Example: Accept: text/html,application/xhtml+xml,application/xml;q=0.9,image/webp,*/*;q=0.8

What it reveals: which MIME types your browser will accept and at what priority. The order and quality weights are slightly different across browsers and versions — enough to distinguish Firefox 124 from Firefox 125 in some cases.

Example: Referer: https://www.google.com/search?q=how+to+stop+webrtc+leaks

What it reveals: the URL you came from — often including a search query or session token. This is arguably the single most revealing header when not stripped, because it can expose behavioural patterns (what you were just reading before clicking) and sometimes session data in URL parameters.

Mitigation: modern browsers default to Referrer-Policy: strict-origin-when-cross-origin, which strips the path and query when the request crosses origins. Sites can weaken this. You can't override it client-side, but extensions like uBlock Origin can strip it entirely.

What it reveals: everything the site has previously stored about you — session IDs, user IDs, ad-tracker IDs. Cookies are the original tracking mechanism and still the most precise one.

Mitigation: block third-party cookies (default in Safari and Firefox), use a separate container/profile for sensitive browsing, clear cookies regularly for advertising domains.

What they reveal: your opt-out preference. DNT: 1 (Do Not Track) is almost universally ignored; Sec-GPC: 1 (Global Privacy Control) is legally binding in some US states under CCPA.

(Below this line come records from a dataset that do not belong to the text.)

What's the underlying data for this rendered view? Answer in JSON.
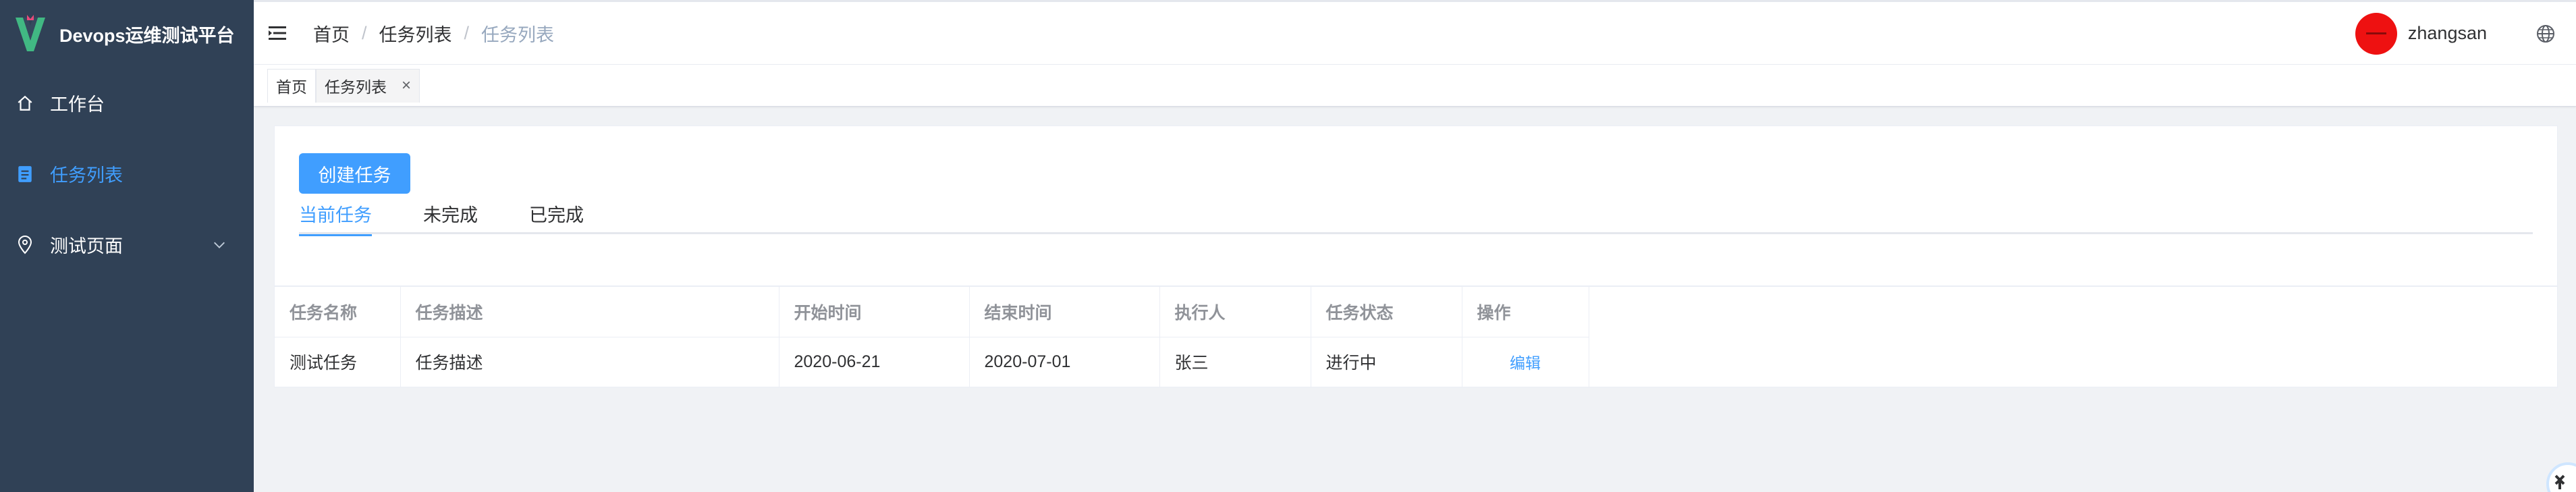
{
  "app": {
    "title": "Devops运维测试平台"
  },
  "sidebar": {
    "items": [
      {
        "label": "工作台",
        "icon": "home-icon"
      },
      {
        "label": "任务列表",
        "icon": "document-icon",
        "active": true
      },
      {
        "label": "测试页面",
        "icon": "location-icon",
        "has_submenu": true
      }
    ]
  },
  "breadcrumb": [
    "首页",
    "任务列表",
    "任务列表"
  ],
  "user": {
    "name": "zhangsan"
  },
  "tags": [
    {
      "label": "首页"
    },
    {
      "label": "任务列表",
      "closable": true,
      "active": true
    }
  ],
  "main": {
    "create_button": "创建任务",
    "tabs": [
      {
        "label": "当前任务",
        "active": true
      },
      {
        "label": "未完成"
      },
      {
        "label": "已完成"
      }
    ]
  },
  "table": {
    "columns": [
      "任务名称",
      "任务描述",
      "开始时间",
      "结束时间",
      "执行人",
      "任务状态",
      "操作"
    ],
    "rows": [
      [
        "测试任务",
        "任务描述",
        "2020-06-21",
        "2020-07-01",
        "张三",
        "进行中",
        "编辑"
      ]
    ]
  },
  "colors": {
    "sidebar_bg": "#304156",
    "accent": "#409eff",
    "avatar": "#ee1111"
  }
}
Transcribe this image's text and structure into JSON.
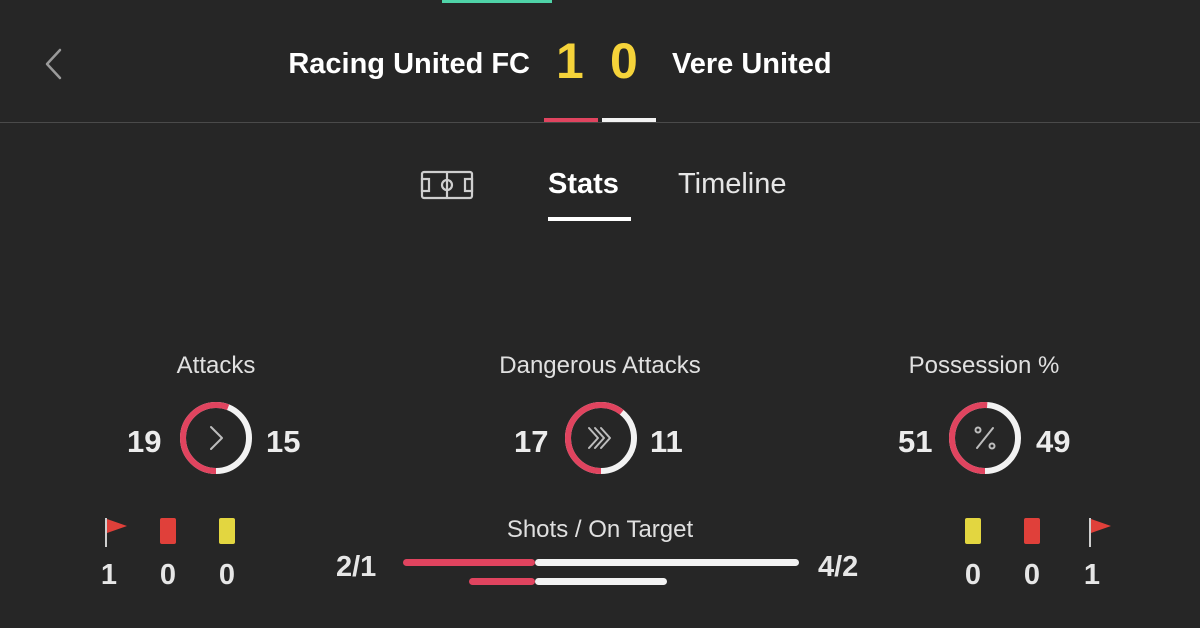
{
  "match": {
    "home_team": "Racing United FC",
    "away_team": "Vere United",
    "home_score": "1",
    "away_score": "0"
  },
  "tabs": [
    {
      "label": "Stats",
      "active": true
    },
    {
      "label": "Timeline",
      "active": false
    }
  ],
  "stats": {
    "attacks": {
      "title": "Attacks",
      "home": "19",
      "away": "15",
      "icon": "chevron-right-icon"
    },
    "dangerous_attacks": {
      "title": "Dangerous Attacks",
      "home": "17",
      "away": "11",
      "icon": "triple-chevron-icon"
    },
    "possession": {
      "title": "Possession %",
      "home": "51",
      "away": "49",
      "icon": "percent-icon"
    }
  },
  "discipline": {
    "home": {
      "corners": "1",
      "red_cards": "0",
      "yellow_cards": "0"
    },
    "away": {
      "yellow_cards": "0",
      "red_cards": "0",
      "corners": "1"
    }
  },
  "shots": {
    "title": "Shots / On Target",
    "home": "2/1",
    "away": "4/2",
    "home_shots": 2,
    "away_shots": 4,
    "home_on_target": 1,
    "away_on_target": 2
  },
  "colors": {
    "home": "#e0445f",
    "away": "#f2f2f2",
    "score": "#f5d33a",
    "yellow_card": "#e3d640",
    "red_card": "#e0403a",
    "corner_flag": "#e0403a"
  }
}
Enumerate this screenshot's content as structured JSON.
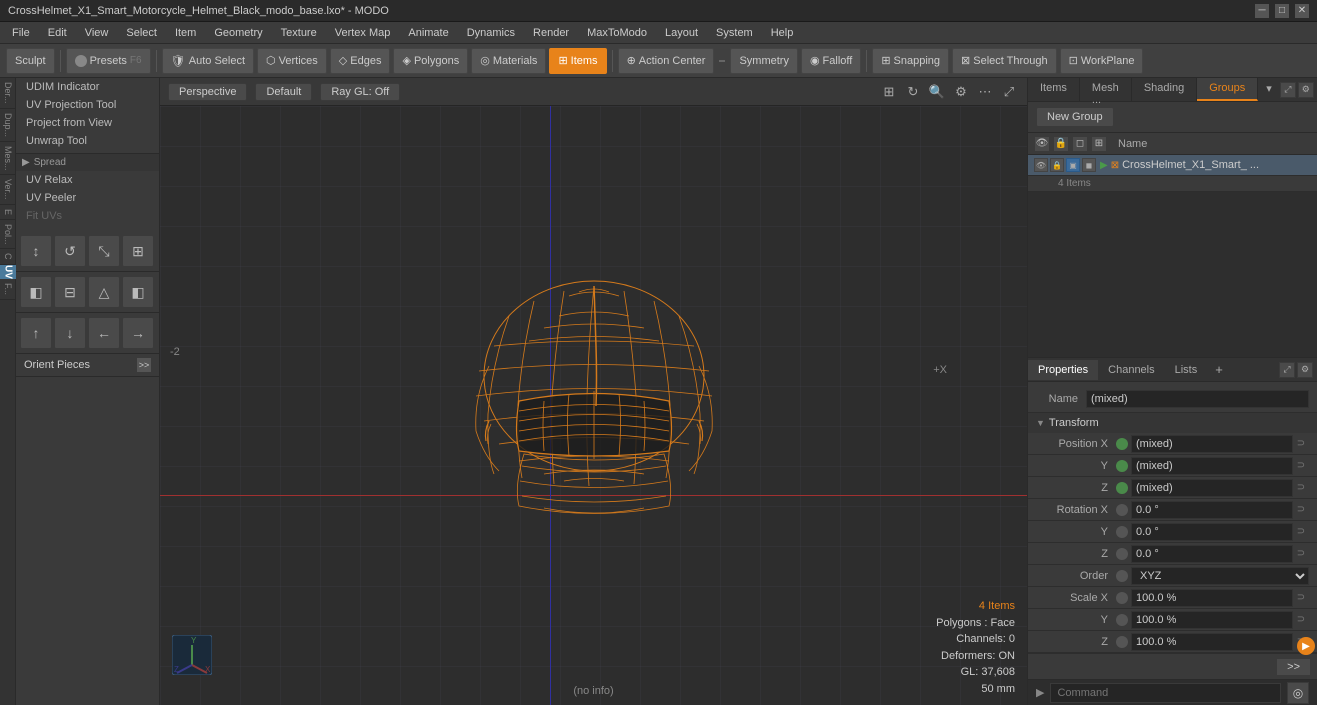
{
  "titlebar": {
    "title": "CrossHelmet_X1_Smart_Motorcycle_Helmet_Black_modo_base.lxo* - MODO",
    "controls": [
      "─",
      "□",
      "✕"
    ]
  },
  "menubar": {
    "items": [
      "File",
      "Edit",
      "View",
      "Select",
      "Item",
      "Geometry",
      "Texture",
      "Vertex Map",
      "Animate",
      "Dynamics",
      "Render",
      "MaxToModo",
      "Layout",
      "System",
      "Help"
    ]
  },
  "toolbar": {
    "sculpt_label": "Sculpt",
    "presets_label": "Presets",
    "presets_key": "F6",
    "auto_select_label": "Auto Select",
    "vertices_label": "Vertices",
    "edges_label": "Edges",
    "polygons_label": "Polygons",
    "materials_label": "Materials",
    "items_label": "Items",
    "action_center_label": "Action Center",
    "symmetry_label": "Symmetry",
    "falloff_label": "Falloff",
    "snapping_label": "Snapping",
    "select_through_label": "Select Through",
    "workplane_label": "WorkPlane"
  },
  "left_sidebar": {
    "tools": [
      "UDIM Indicator",
      "UV Projection Tool",
      "Project from View",
      "Unwrap Tool"
    ],
    "spread_label": "Spread",
    "relax_label": "UV Relax",
    "peeler_label": "UV Peeler",
    "fit_label": "Fit UVs",
    "orient_label": "Orient Pieces",
    "uv_mode": "UV",
    "vert_labels": [
      "Der...",
      "Dup...",
      "Mes...",
      "Vert...",
      "E",
      "Pol...",
      "C",
      "F..."
    ]
  },
  "viewport": {
    "perspective_label": "Perspective",
    "default_label": "Default",
    "ray_gl_label": "Ray GL: Off",
    "status_info": {
      "items_count": "4 Items",
      "polygons": "Polygons : Face",
      "channels": "Channels: 0",
      "deformers": "Deformers: ON",
      "gl": "GL: 37,608",
      "size": "50 mm"
    },
    "bottom_status": "(no info)",
    "crosshair": "+X"
  },
  "right_panel": {
    "tabs": [
      "Items",
      "Mesh ...",
      "Shading",
      "Groups"
    ],
    "active_tab": "Groups",
    "new_group_label": "New Group",
    "list_header": "Name",
    "group_item": {
      "name": "CrossHelmet_X1_Smart_ ...",
      "count": "4 Items"
    },
    "props_tabs": [
      "Properties",
      "Channels",
      "Lists"
    ],
    "props_add": "+",
    "name_label": "Name",
    "name_value": "(mixed)",
    "transform_section": "Transform",
    "fields": {
      "position_x_label": "Position X",
      "position_x_value": "(mixed)",
      "position_y_label": "Y",
      "position_y_value": "(mixed)",
      "position_z_label": "Z",
      "position_z_value": "(mixed)",
      "rotation_x_label": "Rotation X",
      "rotation_x_value": "0.0 °",
      "rotation_y_label": "Y",
      "rotation_y_value": "0.0 °",
      "rotation_z_label": "Z",
      "rotation_z_value": "0.0 °",
      "order_label": "Order",
      "order_value": "XYZ",
      "scale_x_label": "Scale X",
      "scale_x_value": "100.0 %",
      "scale_y_label": "Y",
      "scale_y_value": "100.0 %",
      "scale_z_label": "Z",
      "scale_z_value": "100.0 %"
    }
  },
  "command_bar": {
    "placeholder": "Command",
    "run_icon": "▶"
  }
}
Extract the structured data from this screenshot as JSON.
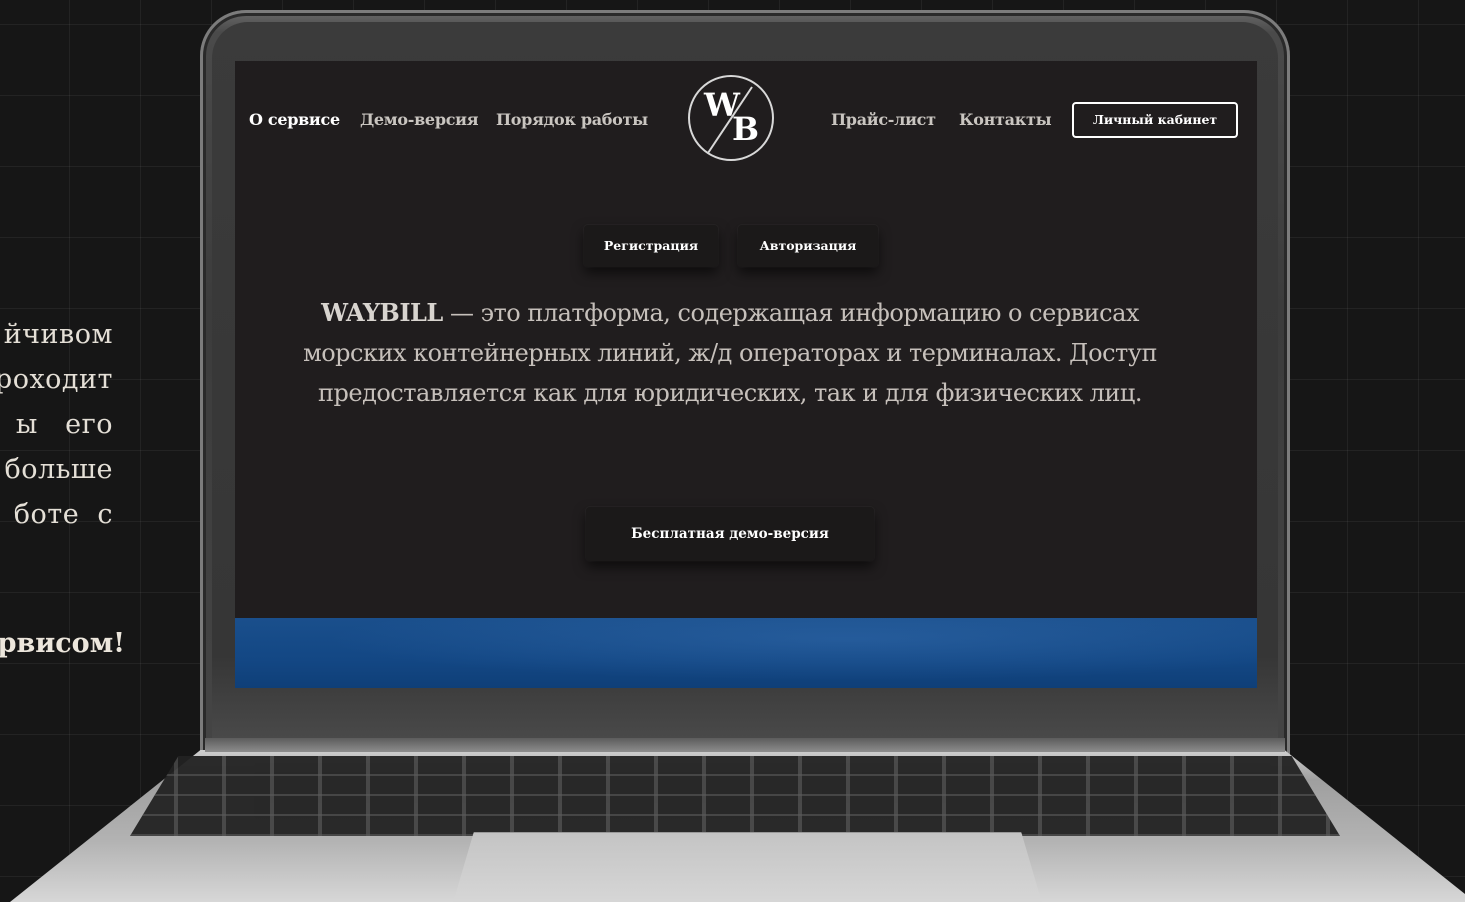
{
  "side_paragraph": {
    "lines": [
      "йчивом",
      "роходит",
      "ы   его",
      "больше",
      "боте  с"
    ],
    "closing": "рвисом!"
  },
  "screen": {
    "nav": {
      "left": [
        "О сервисе",
        "Демо-версия",
        "Порядок работы"
      ],
      "right": [
        "Прайс-лист",
        "Контакты"
      ],
      "cabinet_button": "Личный кабинет"
    },
    "logo": {
      "letter_top": "W",
      "letter_bottom": "B",
      "icon": "waybill-logo-icon"
    },
    "auth_buttons": {
      "register": "Регистрация",
      "login": "Авторизация"
    },
    "hero": {
      "brand": "WAYBILL",
      "text_1": " — это платформа, содержащая информацию о сервисах морских контейнерных линий, ж/д операторах и терминалах.",
      "text_2": "Доступ предоставляется как для юридических, так и для физических лиц."
    },
    "demo_button": "Бесплатная демо-версия"
  },
  "colors": {
    "page_bg": "#161616",
    "screen_bg": "#201d1e",
    "accent_blue": "#134784",
    "text": "#c6c0bb"
  }
}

Privacy twist: sending a rare privacy signal can increase your fingerprintability because few users enable it. Brave and DuckDuckGo browsers send Sec-GPC: 1 by default, so it's no longer distinctive on those.

Example:

sec-fetch-site: same-origin
sec-fetch-mode: navigate
sec-fetch-dest: document
sec-fetch-user: ?1

What they reveal: security metadata added by the browser — whether the request came from user action, what it's for, and the relationship between origins. These are defensive (help servers detect CSRF) rather than identifying, but their exact presence/absence differs by browser.

What it reveals: the scheme + host + port of the page that initiated the request. Usually not a privacy concern, but on cross-origin requests it confirms what site you were on.

Example: X-Forwarded-For: 203.0.113.42, 10.0.0.5

What it reveals: the chain of IPs that handled the request before it reached the server. Set by proxies, CDNs, and corporate gateways. A VPN or CGNAT provider may leave your real IP in this chain if misconfigured.

Where to check: this header is added by infrastructure, not sent by your browser. To see what the destination server sees, use the HTTP Headers Inspector.

Example:

x-vercel-ip-country: NO
x-vercel-ip-city: Oslo
x-vercel-ip-timezone: Europe/Oslo
cf-ipcountry: NO

What they reveal: geolocation derived from your IP by the CDN. These headers aren't sent by you — they're added server-side by Vercel, Cloudflare, and similar providers. The destination app gets your approximate city and timezone for free without any IP database.

Mitigation: VPN routes you through a different exit IP, so the CDN geo-lookup returns the VPN's location instead of yours.

Example: Upgrade-Insecure-Requests: 1

What it reveals: preference for HTTPS over HTTP. Nearly every modern browser sends 1. Absence of this header is itself an unusual signal.